Die teuerste Handtasche der Welt: die 6 Rekordhalter

Elizabet Luso

Mode Expertin & Geschäftsführerin

7 min. Lesezeit
verfasst am 13.07.2026

Die teuerste Handtasche der Welt ist der Original-Prototyp der Hermès Birkin: Am 10. Juli 2025 wurde er bei Sotheby's in Paris für 8,6 Millionen Euro inklusive Aufgeld versteigert, umgerechnet rund 8 Millionen Franken. Damit hat eine Handtasche erstmals Preise erreicht, die sonst Gemälden vorbehalten sind. Wir zeigen dir die teuersten Handtaschen der Welt, erklären, warum sie so viel kosten, und was davon für dich realistisch erreichbar ist.
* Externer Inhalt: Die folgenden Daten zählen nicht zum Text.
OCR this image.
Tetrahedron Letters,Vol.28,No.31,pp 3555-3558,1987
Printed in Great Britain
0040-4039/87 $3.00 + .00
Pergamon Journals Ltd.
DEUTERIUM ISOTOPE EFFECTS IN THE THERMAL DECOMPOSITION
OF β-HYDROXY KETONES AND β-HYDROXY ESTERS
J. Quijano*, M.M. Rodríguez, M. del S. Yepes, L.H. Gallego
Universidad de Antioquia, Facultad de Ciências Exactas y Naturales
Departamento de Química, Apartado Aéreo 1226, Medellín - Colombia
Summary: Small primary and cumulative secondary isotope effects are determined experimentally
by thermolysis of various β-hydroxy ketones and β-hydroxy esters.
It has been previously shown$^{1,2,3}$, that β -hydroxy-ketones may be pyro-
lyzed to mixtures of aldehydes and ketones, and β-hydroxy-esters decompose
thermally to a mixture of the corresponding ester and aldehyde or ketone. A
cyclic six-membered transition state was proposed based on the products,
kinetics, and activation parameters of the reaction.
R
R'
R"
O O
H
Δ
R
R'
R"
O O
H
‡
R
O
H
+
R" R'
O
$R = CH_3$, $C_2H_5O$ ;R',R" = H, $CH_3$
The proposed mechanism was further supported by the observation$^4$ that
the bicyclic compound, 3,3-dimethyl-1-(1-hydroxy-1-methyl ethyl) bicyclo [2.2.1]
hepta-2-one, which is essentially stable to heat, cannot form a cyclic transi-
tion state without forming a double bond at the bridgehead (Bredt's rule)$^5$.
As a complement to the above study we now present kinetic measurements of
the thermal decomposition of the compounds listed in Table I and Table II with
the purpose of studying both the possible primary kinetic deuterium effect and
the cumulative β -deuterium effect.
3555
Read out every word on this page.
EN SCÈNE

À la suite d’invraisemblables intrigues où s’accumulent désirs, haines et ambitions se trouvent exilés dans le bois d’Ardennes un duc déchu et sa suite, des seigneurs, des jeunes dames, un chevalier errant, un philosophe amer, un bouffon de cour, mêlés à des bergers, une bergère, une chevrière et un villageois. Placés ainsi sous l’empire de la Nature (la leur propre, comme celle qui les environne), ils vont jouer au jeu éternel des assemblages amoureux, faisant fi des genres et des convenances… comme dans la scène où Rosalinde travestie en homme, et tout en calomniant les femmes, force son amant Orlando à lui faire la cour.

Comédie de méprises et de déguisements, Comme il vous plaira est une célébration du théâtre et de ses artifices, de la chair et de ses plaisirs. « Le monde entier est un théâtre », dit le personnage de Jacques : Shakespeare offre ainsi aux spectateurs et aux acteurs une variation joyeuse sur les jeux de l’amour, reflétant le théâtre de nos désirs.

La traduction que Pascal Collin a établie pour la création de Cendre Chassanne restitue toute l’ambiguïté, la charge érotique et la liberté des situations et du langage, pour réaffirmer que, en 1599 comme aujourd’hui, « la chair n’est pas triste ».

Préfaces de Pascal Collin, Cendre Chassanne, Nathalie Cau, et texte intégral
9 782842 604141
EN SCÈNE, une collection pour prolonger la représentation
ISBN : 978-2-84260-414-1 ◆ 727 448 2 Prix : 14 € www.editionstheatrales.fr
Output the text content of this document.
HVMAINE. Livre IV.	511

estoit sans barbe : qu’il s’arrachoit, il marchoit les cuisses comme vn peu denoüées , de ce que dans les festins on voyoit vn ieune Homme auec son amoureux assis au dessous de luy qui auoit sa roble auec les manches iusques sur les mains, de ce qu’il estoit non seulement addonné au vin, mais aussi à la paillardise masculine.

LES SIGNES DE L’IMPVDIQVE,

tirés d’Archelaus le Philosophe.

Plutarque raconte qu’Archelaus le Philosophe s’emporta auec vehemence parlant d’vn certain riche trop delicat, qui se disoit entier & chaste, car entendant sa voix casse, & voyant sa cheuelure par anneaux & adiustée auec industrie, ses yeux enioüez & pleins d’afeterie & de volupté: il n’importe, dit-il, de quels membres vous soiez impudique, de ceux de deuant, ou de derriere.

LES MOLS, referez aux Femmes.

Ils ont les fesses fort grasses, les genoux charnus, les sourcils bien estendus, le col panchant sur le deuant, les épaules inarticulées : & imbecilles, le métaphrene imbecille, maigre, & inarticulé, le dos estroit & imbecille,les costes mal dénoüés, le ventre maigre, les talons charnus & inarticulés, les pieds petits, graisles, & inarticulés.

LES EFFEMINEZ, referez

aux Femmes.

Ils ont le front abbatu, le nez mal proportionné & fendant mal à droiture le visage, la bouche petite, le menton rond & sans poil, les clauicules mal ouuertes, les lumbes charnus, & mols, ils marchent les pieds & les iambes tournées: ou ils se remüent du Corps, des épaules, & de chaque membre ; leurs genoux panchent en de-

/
Platz 1: Der Birkin-Prototyp von Jane Birkin, 8,6 Millionen Euro

1984 sass Jane Birkin im Flugzeug neben Jean-Louis Dumas, dem damaligen Hermès-Chef. Ihre Strohtasche fiel um, der Inhalt verteilte sich im Gang. Sie beschwerte sich, es gebe keine Tasche, die schön und praktisch zugleich sei. Dumas entwarf ihr eine. Genau dieses Einzelstück, das erste Exemplar überhaupt, kam 2025 unter den Hammer.

Der Zuschlag lag bei 8,6 Millionen Euro inklusive Aufgeld und damit weit über allen Erwartungen. Die Tasche ging an eine Käuferin aus Japan. Nicht das Material machte den Preis, sondern die Geschichte: Es ist die Tasche, die einer ganzen Modeikone ihren Namen gab.

Platz 2: Mouawad 1001 Nights Diamond Purse, rund 3,4 Millionen Euro

Diese Tasche ist streng genommen die wertvollste der Welt, auch wenn sie nie versteigert wurde. Das Juwelierhaus Mouawad fertigte sie in Herzform aus 18-karätigem Gold und besetzte sie mit über 4'500 Diamanten. Sie ist weniger Handtasche als tragbares Schmuckstück und steht im Guinness-Buch als wertvollste Handtasche überhaupt.

Platz 3: Hermès Kelly Rose Gold, rund 2 Millionen Euro

Eine Sonderanfertigung aus Weissgold und Diamanten, entworfen vom Hermès-Schmuckdesigner Pierre Hardy. Über 1'000 Diamanten sind in Schloss und Beschläge eingearbeitet. Sie gilt als die teuerste Kelly, die je gefertigt wurde.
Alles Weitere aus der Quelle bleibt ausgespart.